Martha’s relationship with Ernest Hemingway is the subject of Paula McLain’s 2018 popular novel, ‘Love & Ruin’.

Gellhorn was the first lady journalist to be honored by the American government to be in the ‘American Journalists Stamp Series’ of 2008.

A movie, ‘Hemingway & Gellhorn’ (2012) was based on her life. Martha’s character was depicted by Nicole Kidman.

Personal life and legacy

Martha Gellhorn was Ernest Hemingway’s third wife who himself was a celebrated novelist. She married him in 1940, but took divorce in 1945. She begrudged being famous as ‘Hemingway’s third wife’ when she herself was a self-made woman.

While being in marriage to Hemingway, she had an affair with Major General James M. Gavin of USA. She had an adopted son, Sandy, in 1949 from an Italian orphanage.

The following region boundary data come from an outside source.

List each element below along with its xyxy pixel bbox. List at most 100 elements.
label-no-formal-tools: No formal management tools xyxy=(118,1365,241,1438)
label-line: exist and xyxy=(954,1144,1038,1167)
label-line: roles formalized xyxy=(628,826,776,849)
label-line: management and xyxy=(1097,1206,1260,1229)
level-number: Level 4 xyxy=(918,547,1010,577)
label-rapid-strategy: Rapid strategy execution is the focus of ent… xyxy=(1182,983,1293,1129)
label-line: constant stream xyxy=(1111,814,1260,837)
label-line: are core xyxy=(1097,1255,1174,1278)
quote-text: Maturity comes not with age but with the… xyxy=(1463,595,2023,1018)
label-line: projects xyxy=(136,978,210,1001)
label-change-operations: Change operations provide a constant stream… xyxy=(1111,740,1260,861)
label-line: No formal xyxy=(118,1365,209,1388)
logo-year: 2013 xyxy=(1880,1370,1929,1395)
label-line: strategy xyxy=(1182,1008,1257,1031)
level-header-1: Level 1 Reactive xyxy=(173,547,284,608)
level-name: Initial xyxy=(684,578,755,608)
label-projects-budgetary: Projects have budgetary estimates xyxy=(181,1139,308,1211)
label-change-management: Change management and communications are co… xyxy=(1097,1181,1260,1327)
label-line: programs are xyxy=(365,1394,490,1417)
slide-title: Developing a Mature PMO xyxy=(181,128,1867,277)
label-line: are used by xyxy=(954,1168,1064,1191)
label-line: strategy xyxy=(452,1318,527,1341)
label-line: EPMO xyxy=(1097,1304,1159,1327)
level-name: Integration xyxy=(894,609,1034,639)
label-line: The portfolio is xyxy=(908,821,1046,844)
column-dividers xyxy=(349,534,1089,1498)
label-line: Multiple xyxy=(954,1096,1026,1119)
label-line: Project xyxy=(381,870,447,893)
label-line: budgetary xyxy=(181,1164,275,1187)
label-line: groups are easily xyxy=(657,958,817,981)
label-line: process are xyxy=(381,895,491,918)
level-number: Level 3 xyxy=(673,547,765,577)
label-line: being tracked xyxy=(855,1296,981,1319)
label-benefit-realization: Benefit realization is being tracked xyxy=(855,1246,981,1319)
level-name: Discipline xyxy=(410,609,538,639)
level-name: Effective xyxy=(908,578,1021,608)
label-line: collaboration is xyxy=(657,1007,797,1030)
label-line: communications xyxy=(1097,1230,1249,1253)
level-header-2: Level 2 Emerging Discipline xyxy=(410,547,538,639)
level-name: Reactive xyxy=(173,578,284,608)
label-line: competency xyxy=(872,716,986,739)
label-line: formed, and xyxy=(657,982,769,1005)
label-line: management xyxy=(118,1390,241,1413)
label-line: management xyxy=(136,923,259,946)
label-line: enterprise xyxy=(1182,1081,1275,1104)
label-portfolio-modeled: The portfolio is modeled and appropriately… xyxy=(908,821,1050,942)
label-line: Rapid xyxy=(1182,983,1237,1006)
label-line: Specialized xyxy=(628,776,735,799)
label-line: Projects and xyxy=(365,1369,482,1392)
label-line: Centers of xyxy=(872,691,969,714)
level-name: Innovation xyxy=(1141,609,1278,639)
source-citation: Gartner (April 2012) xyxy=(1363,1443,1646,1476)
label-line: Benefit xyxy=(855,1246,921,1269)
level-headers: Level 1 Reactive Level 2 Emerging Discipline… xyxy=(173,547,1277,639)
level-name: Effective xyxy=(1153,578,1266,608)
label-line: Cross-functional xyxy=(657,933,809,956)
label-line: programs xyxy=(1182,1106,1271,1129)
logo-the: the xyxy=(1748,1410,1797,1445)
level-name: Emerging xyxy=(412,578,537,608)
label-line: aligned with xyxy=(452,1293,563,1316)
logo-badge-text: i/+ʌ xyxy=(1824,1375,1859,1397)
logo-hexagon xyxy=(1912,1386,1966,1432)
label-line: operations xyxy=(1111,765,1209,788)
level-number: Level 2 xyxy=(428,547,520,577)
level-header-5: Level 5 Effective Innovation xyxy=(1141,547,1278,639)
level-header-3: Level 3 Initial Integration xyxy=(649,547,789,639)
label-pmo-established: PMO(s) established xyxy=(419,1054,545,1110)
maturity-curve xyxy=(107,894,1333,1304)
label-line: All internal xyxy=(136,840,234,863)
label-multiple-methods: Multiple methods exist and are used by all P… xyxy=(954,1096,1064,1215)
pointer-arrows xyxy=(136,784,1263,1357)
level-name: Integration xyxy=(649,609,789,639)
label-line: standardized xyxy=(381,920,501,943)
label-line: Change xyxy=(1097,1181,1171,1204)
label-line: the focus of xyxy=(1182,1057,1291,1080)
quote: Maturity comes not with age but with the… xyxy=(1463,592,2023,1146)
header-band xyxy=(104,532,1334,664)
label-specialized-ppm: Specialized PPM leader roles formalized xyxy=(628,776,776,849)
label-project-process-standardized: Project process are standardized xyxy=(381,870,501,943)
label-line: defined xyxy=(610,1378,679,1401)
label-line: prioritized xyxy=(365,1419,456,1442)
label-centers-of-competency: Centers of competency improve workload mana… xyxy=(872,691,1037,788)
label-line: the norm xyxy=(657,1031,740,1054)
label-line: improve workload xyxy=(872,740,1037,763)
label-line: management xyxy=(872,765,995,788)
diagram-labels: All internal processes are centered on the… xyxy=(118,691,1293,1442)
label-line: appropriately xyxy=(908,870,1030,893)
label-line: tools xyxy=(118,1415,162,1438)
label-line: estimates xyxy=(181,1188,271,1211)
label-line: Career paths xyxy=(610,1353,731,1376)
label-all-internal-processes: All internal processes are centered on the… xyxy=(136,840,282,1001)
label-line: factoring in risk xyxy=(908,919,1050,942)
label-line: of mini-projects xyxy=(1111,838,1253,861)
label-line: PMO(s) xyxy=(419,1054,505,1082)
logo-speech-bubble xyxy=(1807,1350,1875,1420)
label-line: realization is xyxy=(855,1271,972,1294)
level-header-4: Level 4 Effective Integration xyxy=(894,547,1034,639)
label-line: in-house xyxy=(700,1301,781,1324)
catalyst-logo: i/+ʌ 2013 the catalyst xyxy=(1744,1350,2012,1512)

When she was 22 years old, Gellhorn had a serious affair with the French economist Bertrand de Jouvenel, which ended after 4 years. She brook with him when Jouvenel’s wife refused to give him a divorce.

During last days of her life, Martha became almost blind and suffered from ovarian and liver cancer. She committed suicide by swallowing cyanide at the age of 89 on February 15, 1998.

Net worth
There is no exact record of her net worth available but Gellhorn owned houses in 19 different locations
General Trivia
Martha Gellhorn hated being called third wife of Ernest Hemingway because she herself was an independent and popular lady
She owned houses in 19 different locations.